Für ein reiches Bundesland wie Hamburg sind die Pläne von SPD und Grünen ziemlich unambitioniert. Aber beim Thema Abschieben packt sie der Ehrgeiz.

W enn ein Regierungsbündnis fortgesetzt wird, und das sogar zum zweiten Mal, liegt es in der Natur der Sache, dass einem viele Dinge im Koalitionsvertrag bekannt vorkommen. Und ebenso gehört es zu den parlamentarischen Gepflogenheiten, dass die Opposition dann kritisiert, die Vereinbarung sei nichts als ein „Weiter so“, wie es CDU und FDP prompt gleichlautend taten.

Doch jenseits des Rituals haben sie Recht: Der rot-grüne Koalitionsvertrag liest sich nicht gerade überambitioniert. Worte wie „fortsetzen“, „weiterhin“ oder „verstetigen“ springen einen förmlich an. Und die Problemlösungen, für die der neue Senat sich in Berlin „einsetzen“ möchte, sind kaum zu zählen. Fragt man sich dagegen, was das große Projekt dieser Koalition sein soll, sucht man vergebens.

Oder soll man den Bestandsschutz für Parkplätze und die Abkehr von einem konkreten Ziel beim Fahrradwegeausbau schon als programmatisches Highlight verstehen?

Das ist vor allem deswegen traurig, weil das reiche Hamburg die finanziellen Mittel für große Würfe durchaus aufbringen könnte. Und es ist ja nicht so, dass es keine großen Probleme gäbe.

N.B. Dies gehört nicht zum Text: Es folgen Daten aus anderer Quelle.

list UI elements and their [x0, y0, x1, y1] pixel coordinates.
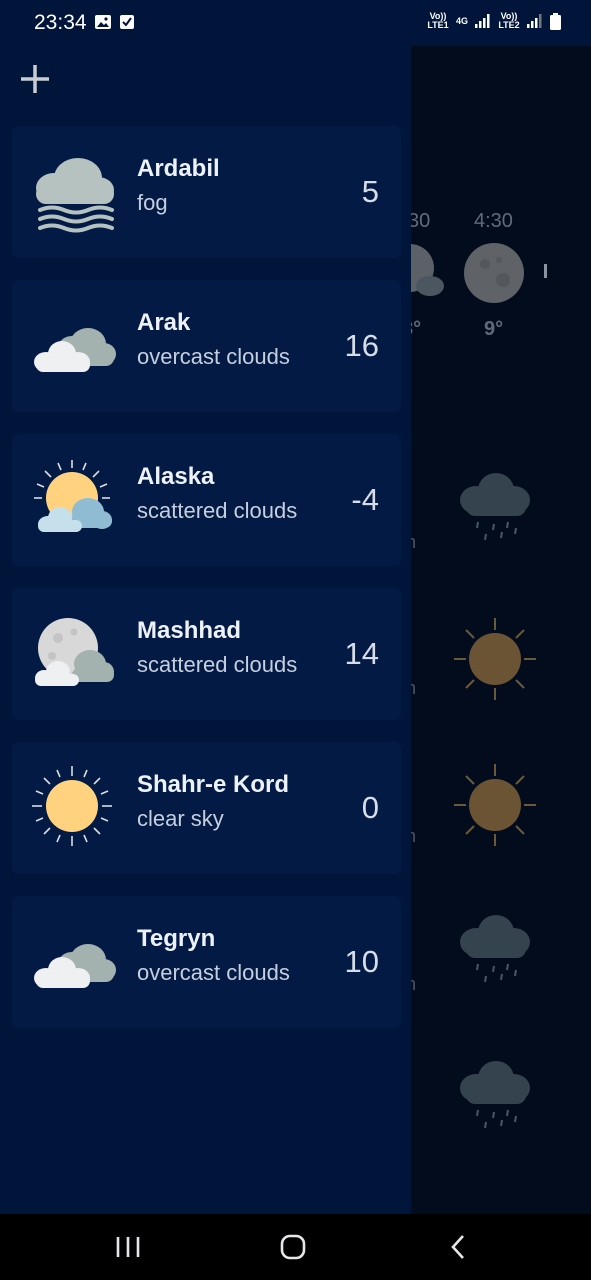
status-bar: 23:34 Vo)) LTE1 4G Vo)) LTE2	[0, 0, 591, 46]
sim2-label: Vo)) LTE2	[498, 11, 520, 30]
city-temperature: 0	[361, 790, 379, 825]
city-card-shahr-e-kord[interactable]: Shahr-e Kord clear sky 0	[12, 742, 401, 874]
sim1-label: Vo)) LTE1	[427, 11, 449, 30]
city-name: Ardabil	[137, 155, 220, 182]
sun-icon	[454, 764, 536, 846]
sun-icon	[32, 766, 112, 846]
network-label: 4G	[455, 15, 468, 26]
status-time: 23:34	[34, 11, 87, 34]
navigation-bar	[0, 1214, 591, 1280]
signal-icon	[527, 14, 542, 28]
moon-clouds-icon	[35, 618, 114, 686]
hourly-time: 30	[408, 210, 431, 232]
city-description: scattered clouds	[137, 498, 298, 523]
sun-clouds-icon	[34, 460, 112, 532]
city-name: Tegryn	[137, 925, 216, 952]
moon-icon	[464, 243, 524, 303]
city-name: Alaska	[137, 463, 215, 490]
city-description: clear sky	[137, 806, 224, 831]
back-icon[interactable]	[438, 1232, 478, 1262]
city-temperature: 16	[344, 328, 379, 363]
rain-icon	[460, 1061, 530, 1129]
rain-icon	[460, 915, 530, 983]
city-description: overcast clouds	[137, 960, 290, 985]
overcast-clouds-icon	[34, 328, 116, 372]
hourly-temp: 9°	[484, 318, 504, 340]
scroll-indicator	[544, 264, 547, 278]
city-card-ardabil[interactable]: Ardabil fog 5	[12, 126, 401, 258]
signal-icon	[475, 14, 490, 28]
recent-apps-icon[interactable]	[108, 1232, 148, 1262]
fog-icon	[36, 158, 114, 233]
home-icon[interactable]	[273, 1232, 313, 1262]
city-card-tegryn[interactable]: Tegryn overcast clouds 10	[12, 896, 401, 1028]
status-right: Vo)) LTE1 4G Vo)) LTE2	[427, 12, 561, 30]
city-drawer: Ardabil fog 5 Arak overcast clouds 16 Al…	[0, 46, 411, 1214]
city-card-arak[interactable]: Arak overcast clouds 16	[12, 280, 401, 412]
city-name: Shahr-e Kord	[137, 771, 290, 798]
rain-icon	[460, 473, 530, 541]
hourly-time: 4:30	[474, 210, 513, 232]
gallery-icon	[95, 15, 111, 29]
checkbox-icon	[120, 15, 134, 29]
city-temperature: 5	[361, 174, 379, 209]
city-description: fog	[137, 190, 168, 215]
city-temperature: -4	[351, 482, 379, 517]
city-name: Arak	[137, 309, 191, 336]
overcast-clouds-icon	[34, 944, 116, 988]
city-temperature: 14	[344, 636, 379, 671]
city-description: overcast clouds	[137, 344, 290, 369]
plus-icon[interactable]	[18, 62, 52, 96]
city-temperature: 10	[344, 944, 379, 979]
city-card-mashhad[interactable]: Mashhad scattered clouds 14	[12, 588, 401, 720]
sun-icon	[454, 618, 536, 700]
city-name: Mashhad	[137, 617, 242, 644]
city-card-alaska[interactable]: Alaska scattered clouds -4	[12, 434, 401, 566]
battery-icon	[550, 12, 561, 30]
city-description: scattered clouds	[137, 652, 298, 677]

Worte wie fortsetzen, „weiterhin“ oder „verstetigen“ springen einen förmlich an

Für die Klimapolitik fehlt ein frischer Impuls. Da haben SPD und Grüne zwar niedergeschrieben, dass die Zukunft der Fotovoltaik gehört. Aber das Allerleichteste fehlt: Eine konkrete Verpflichtung, dass die Stadt endlich wenigstens ihre eigenen Dächer mit Solaranlagen versieht, die der alte Senat auf den letzten Metern verstolpert hatte.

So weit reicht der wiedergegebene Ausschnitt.